Bach’s point is that those 100 million monthly requests looking for a WordPress admin page might be hackers or their bots searching for vulnerabilities.

“Malware has become a huge issue, and 95 percent of it is these monolithic web applications that have to be exposed by default, by the nature of the beast,” Bach said.

The content management systems that Bach is describing build pages dynamically, meaning that a user’s web browser calls a server, which in turn calls a database. In this way, the database and server files are “exposed” by default.

JAMstack implementations may have similar problems associated with dynamic content. But many of the pages sent to a user’s web browser will be static. As a result, they don’t expose connections to the server or database.

Interestingly, early adopters to the JAMstack will benefit most from its inherent competitive advantages. For example, static sites or sites built with a combination of static and dynamic content should be much faster than sites using the common server model.

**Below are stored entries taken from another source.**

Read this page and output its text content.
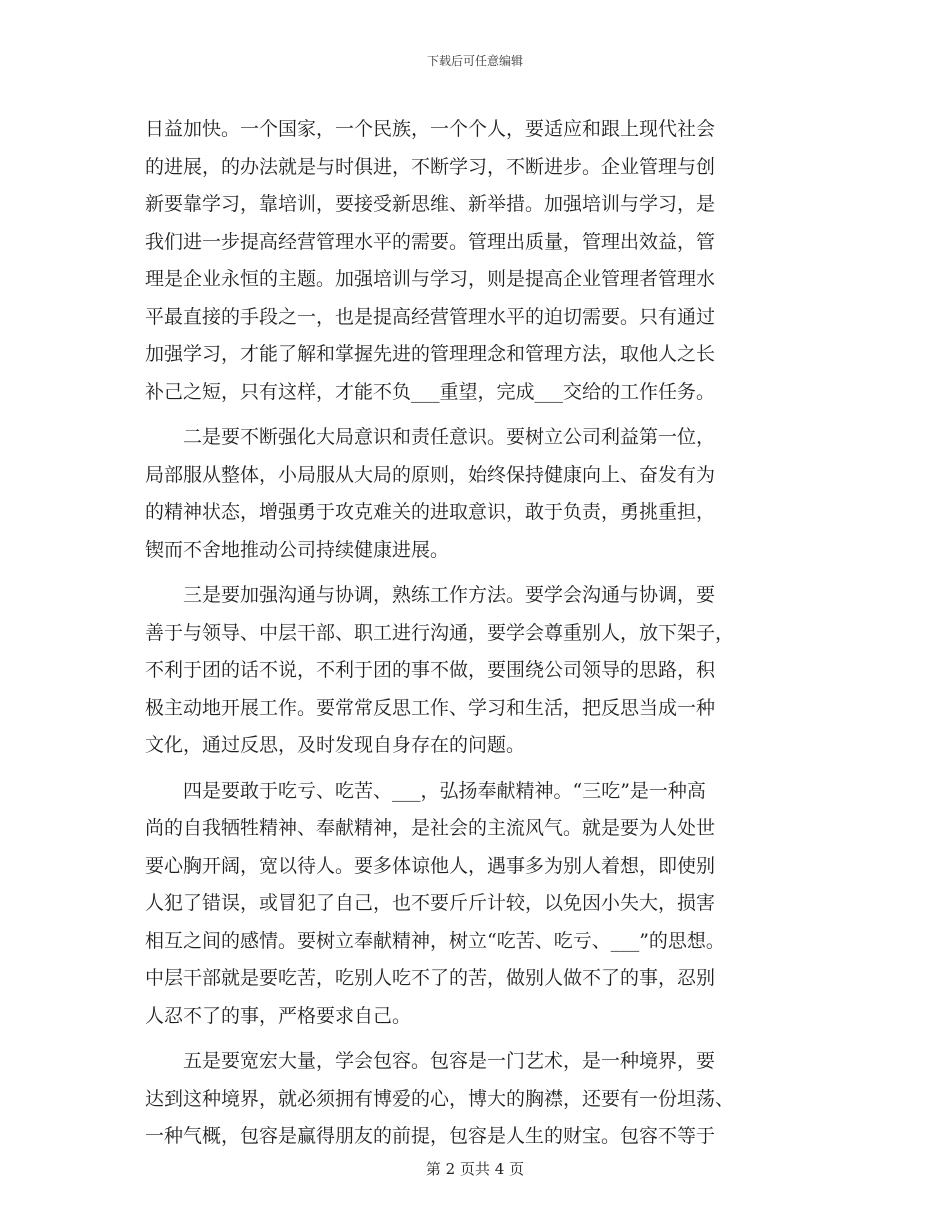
下载后可任意编辑
日益加快。一个国家，一个民族，一个个人，要适应和跟上现代社会
的进展，的办法就是与时俱进，不断学习，不断进步。企业管理与创
新要靠学习，靠培训，要接受新思维、新举措。加强培训与学习，是
我们进一步提高经营管理水平的需要。管理出质量，管理出效益，管
理是企业永恒的主题。加强培训与学习，则是提高企业管理者管理水
平最直接的手段之一，也是提高经营管理水平的迫切需要。只有通过
加强学习，才能了解和掌握先进的管理理念和管理方法，取他人之长
补己之短，只有这样，才能不负___重望，完成___交给的工作任务。
　　二是要不断强化大局意识和责任意识。要树立公司利益第一位，
局部服从整体，小局服从大局的原则，始终保持健康向上、奋发有为
的精神状态，增强勇于攻克难关的进取意识，敢于负责，勇挑重担，
锲而不舍地推动公司持续健康进展。
　　三是要加强沟通与协调，熟练工作方法。要学会沟通与协调，要
善于与领导、中层干部、职工进行沟通，要学会尊重别人，放下架子，
不利于团的话不说，不利于团的事不做，要围绕公司领导的思路，积
极主动地开展工作。要常常反思工作、学习和生活，把反思当成一种
文化，通过反思，及时发现自身存在的问题。
　　四是要敢于吃亏、吃苦、___，弘扬奉献精神。“三吃”是一种高
尚的自我牺牲精神、奉献精神，是社会的主流风气。就是要为人处世
要心胸开阔，宽以待人。要多体谅他人，遇事多为别人着想，即使别
人犯了错误，或冒犯了自己，也不要斤斤计较，以免因小失大，损害
相互之间的感情。要树立奉献精神，树立“吃苦、吃亏、___”的思想。
中层干部就是要吃苦，吃别人吃不了的苦，做别人做不了的事，忍别
人忍不了的事，严格要求自己。
　　五是要宽宏大量，学会包容。包容是一门艺术，是一种境界，要
达到这种境界，就必须拥有博爱的心，博大的胸襟，还要有一份坦荡、
一种气概，包容是赢得朋友的前提，包容是人生的财宝。包容不等于
第 2 页共 4 页
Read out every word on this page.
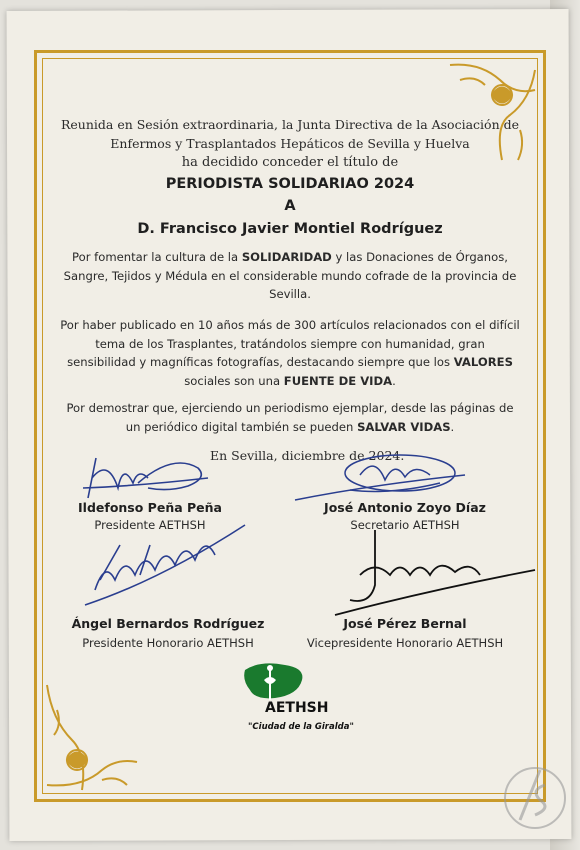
Reunida en Sesión extraordinaria, la Junta Directiva de la Asociación de
Enfermos y Trasplantados Hepáticos de Sevilla y Huelva
ha decidido conceder el título de
PERIODISTA SOLIDARIAO 2024
A
D. Francisco Javier Montiel Rodríguez
Por fomentar la cultura de la SOLIDARIDAD y las Donaciones de Órganos, Sangre, Tejidos y Médula en el considerable mundo cofrade de la provincia de Sevilla.
Por haber publicado en 10 años más de 300 artículos relacionados con el difícil tema de los Trasplantes, tratándolos siempre con humanidad, gran sensibilidad y magníficas fotografías, destacando siempre que los VALORES sociales son una FUENTE DE VIDA.
Por demostrar que, ejerciendo un periodismo ejemplar, desde las páginas de un periódico digital también se pueden SALVAR VIDAS.
En Sevilla, diciembre de 2024.
Ildefonso Peña Peña
Presidente AETHSH
José Antonio Zoyo Díaz
Secretario AETHSH
Ángel Bernardos Rodríguez
Presidente Honorario AETHSH
José Pérez Bernal
Vicepresidente Honorario AETHSH
AETHSH
"Ciudad de la Giralda"
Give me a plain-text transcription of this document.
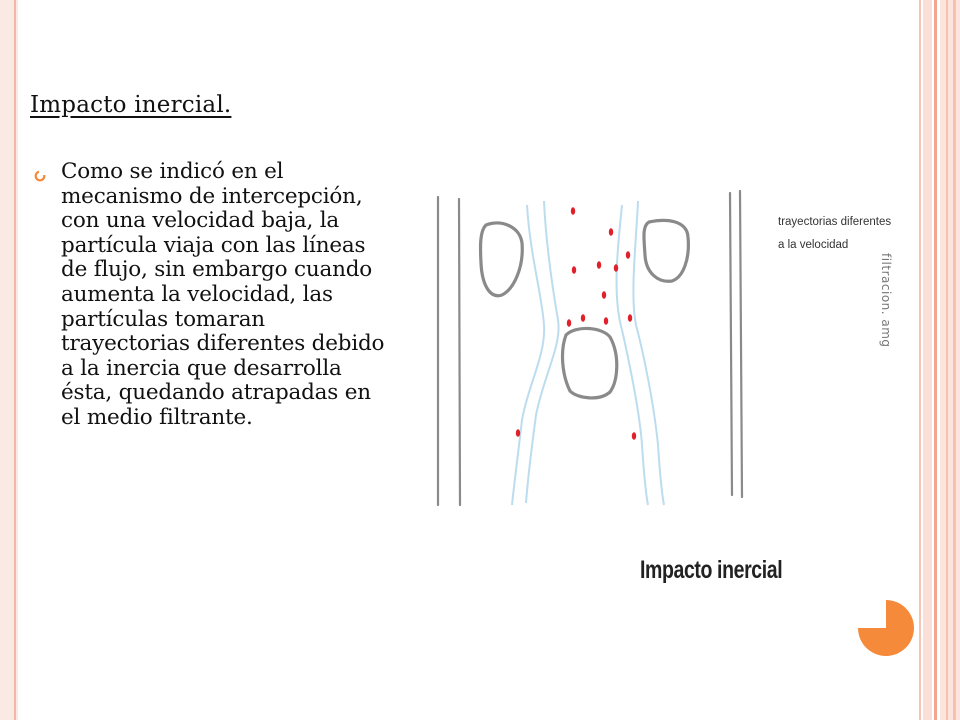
Impacto inercial.
Como se indicó en el mecanismo de intercepción, con una velocidad baja, la partícula viaja con las líneas de flujo, sin embargo cuando aumenta la velocidad, las partículas tomaran trayectorias diferentes debido a la inercia que desarrolla ésta, quedando atrapadas en el medio filtrante.
filtracion. amg
trayectorias diferentes a la velocidad
Impacto inercial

Bach said his company has seen a 20-percent increase in conversion rates for some ecommerce businesses when they moved to a JAMstack-based site. Thus, more businesses will likely follow, progressively diluting those competitive advantages.

Worth the Bet?

As with so many things in business, the answer to whether your ecommerce company should migrate to the JAMstack depends on its needs and competitors. If you require an ecommerce site that’s faster, more secure, tightly integrated with a mobile app, and possessing unique workflows, JAMstack may be worth the bet.